Transmode’s iWDM-PON strategy will leverage its existing TM-Series and TG-Series Active and Passive WDM platforms, thus extending WDM metro network capabilities into FTTx applications, primarily in enterprise and backhaul scenarios to start. For example, Transmode plans to add existing active component to the passive TG-Series, as well as additional optics now in development, to create the iWDM-PON architecture.
For example, as Magnus Olson, director of hardware engineering at Transmode, described in a presentation today at the WDM-PON Forum in Orlando, Transmode plans to introduce WDM-PON friendly injection-locked self-tuning SFPs.
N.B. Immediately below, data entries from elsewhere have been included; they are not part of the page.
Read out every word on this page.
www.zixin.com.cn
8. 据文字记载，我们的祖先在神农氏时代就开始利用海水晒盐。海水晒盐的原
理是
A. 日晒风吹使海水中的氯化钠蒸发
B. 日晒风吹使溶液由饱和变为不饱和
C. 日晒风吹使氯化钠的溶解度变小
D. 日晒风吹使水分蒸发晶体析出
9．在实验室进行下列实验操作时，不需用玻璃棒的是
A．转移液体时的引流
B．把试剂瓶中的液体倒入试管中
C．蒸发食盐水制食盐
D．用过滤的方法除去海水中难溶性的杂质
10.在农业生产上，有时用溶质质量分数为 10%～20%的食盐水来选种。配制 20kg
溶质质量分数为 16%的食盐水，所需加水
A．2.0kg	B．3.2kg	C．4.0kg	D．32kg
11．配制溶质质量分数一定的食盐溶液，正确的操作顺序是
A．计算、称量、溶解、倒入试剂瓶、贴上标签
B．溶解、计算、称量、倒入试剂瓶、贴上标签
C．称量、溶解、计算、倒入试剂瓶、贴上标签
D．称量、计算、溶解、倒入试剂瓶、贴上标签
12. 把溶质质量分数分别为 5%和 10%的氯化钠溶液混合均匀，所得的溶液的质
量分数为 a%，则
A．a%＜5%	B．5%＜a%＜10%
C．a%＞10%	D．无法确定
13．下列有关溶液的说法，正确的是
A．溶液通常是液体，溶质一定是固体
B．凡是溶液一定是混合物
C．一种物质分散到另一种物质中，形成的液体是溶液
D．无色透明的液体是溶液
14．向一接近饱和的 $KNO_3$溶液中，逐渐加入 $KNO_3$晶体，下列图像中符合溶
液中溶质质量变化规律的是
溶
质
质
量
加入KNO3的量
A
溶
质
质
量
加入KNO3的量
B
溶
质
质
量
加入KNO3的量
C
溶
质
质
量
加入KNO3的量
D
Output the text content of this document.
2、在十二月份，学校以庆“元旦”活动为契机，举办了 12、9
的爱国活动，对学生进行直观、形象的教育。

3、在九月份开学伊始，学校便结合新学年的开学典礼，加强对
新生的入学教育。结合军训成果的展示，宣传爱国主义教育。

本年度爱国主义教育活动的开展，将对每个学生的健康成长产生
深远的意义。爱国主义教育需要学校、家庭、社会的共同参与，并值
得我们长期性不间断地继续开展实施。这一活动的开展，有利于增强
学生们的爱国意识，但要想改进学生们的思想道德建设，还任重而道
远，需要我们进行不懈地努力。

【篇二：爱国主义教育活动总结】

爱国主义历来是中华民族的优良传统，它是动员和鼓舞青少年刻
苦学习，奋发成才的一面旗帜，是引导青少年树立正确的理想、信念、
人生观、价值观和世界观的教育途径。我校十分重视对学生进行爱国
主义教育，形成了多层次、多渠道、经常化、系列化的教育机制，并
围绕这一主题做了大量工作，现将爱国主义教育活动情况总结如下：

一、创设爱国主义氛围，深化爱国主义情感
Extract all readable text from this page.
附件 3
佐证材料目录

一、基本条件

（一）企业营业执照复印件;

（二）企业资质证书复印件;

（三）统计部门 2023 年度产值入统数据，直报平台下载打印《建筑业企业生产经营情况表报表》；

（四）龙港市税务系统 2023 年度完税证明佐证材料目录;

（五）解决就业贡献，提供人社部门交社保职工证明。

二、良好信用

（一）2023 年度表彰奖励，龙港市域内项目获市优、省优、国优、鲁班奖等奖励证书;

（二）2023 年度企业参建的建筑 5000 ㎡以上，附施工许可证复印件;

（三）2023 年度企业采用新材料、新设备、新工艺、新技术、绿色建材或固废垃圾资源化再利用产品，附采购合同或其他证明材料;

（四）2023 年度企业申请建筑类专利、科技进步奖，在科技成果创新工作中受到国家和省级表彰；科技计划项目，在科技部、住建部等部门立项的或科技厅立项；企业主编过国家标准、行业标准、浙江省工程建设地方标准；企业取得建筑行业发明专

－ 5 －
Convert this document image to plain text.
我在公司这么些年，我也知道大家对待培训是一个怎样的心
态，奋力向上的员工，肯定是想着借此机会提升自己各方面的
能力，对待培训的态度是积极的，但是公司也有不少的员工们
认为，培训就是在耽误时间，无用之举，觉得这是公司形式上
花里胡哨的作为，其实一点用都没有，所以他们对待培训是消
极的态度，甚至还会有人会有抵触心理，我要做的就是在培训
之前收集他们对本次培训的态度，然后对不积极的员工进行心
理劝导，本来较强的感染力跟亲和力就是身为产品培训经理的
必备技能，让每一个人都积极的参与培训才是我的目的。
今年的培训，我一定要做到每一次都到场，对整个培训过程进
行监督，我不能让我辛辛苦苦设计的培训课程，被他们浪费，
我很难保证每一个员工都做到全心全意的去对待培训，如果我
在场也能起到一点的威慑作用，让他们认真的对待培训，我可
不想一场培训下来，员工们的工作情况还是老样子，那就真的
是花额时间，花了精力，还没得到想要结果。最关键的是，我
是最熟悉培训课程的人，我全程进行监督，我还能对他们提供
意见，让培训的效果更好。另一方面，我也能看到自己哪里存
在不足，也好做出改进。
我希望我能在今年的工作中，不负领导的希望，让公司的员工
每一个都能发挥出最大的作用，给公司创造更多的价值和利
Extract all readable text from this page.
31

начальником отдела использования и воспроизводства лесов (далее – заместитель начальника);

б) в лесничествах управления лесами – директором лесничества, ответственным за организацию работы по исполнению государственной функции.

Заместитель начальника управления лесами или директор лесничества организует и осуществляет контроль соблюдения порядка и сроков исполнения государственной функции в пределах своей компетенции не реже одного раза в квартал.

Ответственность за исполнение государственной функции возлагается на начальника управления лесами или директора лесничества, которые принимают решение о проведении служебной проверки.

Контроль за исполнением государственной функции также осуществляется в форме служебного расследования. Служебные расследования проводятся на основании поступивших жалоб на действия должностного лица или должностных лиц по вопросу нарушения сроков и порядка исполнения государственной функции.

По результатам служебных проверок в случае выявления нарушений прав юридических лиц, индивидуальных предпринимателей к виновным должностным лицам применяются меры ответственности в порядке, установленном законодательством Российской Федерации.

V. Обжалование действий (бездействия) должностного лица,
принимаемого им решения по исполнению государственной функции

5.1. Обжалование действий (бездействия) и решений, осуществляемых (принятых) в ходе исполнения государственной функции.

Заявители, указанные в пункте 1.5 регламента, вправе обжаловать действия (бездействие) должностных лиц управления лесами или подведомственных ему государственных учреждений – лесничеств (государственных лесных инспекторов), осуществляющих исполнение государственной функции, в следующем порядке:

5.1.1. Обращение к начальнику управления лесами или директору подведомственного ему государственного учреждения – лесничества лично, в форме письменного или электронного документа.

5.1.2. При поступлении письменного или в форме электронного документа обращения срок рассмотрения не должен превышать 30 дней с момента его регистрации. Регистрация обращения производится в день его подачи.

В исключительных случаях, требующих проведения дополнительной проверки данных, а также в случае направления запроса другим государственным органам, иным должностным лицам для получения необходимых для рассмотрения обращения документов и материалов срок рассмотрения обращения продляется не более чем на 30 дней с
The injection-locked technology provides the required central-office seeding light source for WDM-PON operation. The company also a low-cost fixed wavelength 1-Gbps DWDM SFP. The two new devices will significantly reduce the cost of WDM optics in access devices and simplify network deployments, Transmode asserts.
According to Olson, Transmode envisions the ability to support 40 channels via the iWDM-PON technology. Meanwhile, staying on the ITU-T grid in the C-Band promotes interworking among the access, metro, and core without the need for wavelength conversion. It also promotes the ability to extend WDM-PON reach via standard amplification and dispersion compensation technologies.
The use of WDM-PON enables service providers to increase capacity on a per-customer basis, Transmode adds.
Transmode expects customer trials of the new self-tuning iWDM-PON options to begin at the start of 2012, with network deployments planned in the middle of 2012.
France-based optical systems vendor Ekinops has unveiled its plans to support 100-Gbps transmission requirements. The company’s initial plans focus on a “pizza box” platform that can operate as either a muxponder or transponder.
According to Rob Adams, vice president of product marketing/product line management at Ekinops, the new platform will leverage OIF-standard dual-polarization quadrature phase-shift keying (DP-QPSK) with coherent detection when it becomes commercially available later this year. However, since metro applications are among the company’s targets, Adams says that the ability to accommodate other, potentially more economical modulation formats is in the company’s plans and could be rolled out sometime next year.
The 1RU system, part of the Ekinops 360 family, leverages the T-Chip technology the company has used in other platforms. The programmability of the T-Chip enables the system to be upgraded in the field and converted from a muxponder to a transponder (or vice versa) as requirements change, Adams says. The T-Chip also applies Ekinops’s proprietary DynaFEC forward error correction (FEC), which Adams says will complement and extend the capabilities of common hard-decision and soft-decision FEC approaches.
For muxponder applications, the system will support a variety of interfaces, with 8G Fibre Channel most likely the lowest-rate interface that the company will target initially, Adams expects. However, it will offer the ability to support 12 SFP+ ports to enable aggregation of streams of lower than 10 Gbps.
The pizza-box approach reflects Ekinops’s belief that 100-Gbps requirements will remain at low volumes for the near term. However, the company also has a chassis-based approach that it plans to offer by the middle of next year, according to Adams.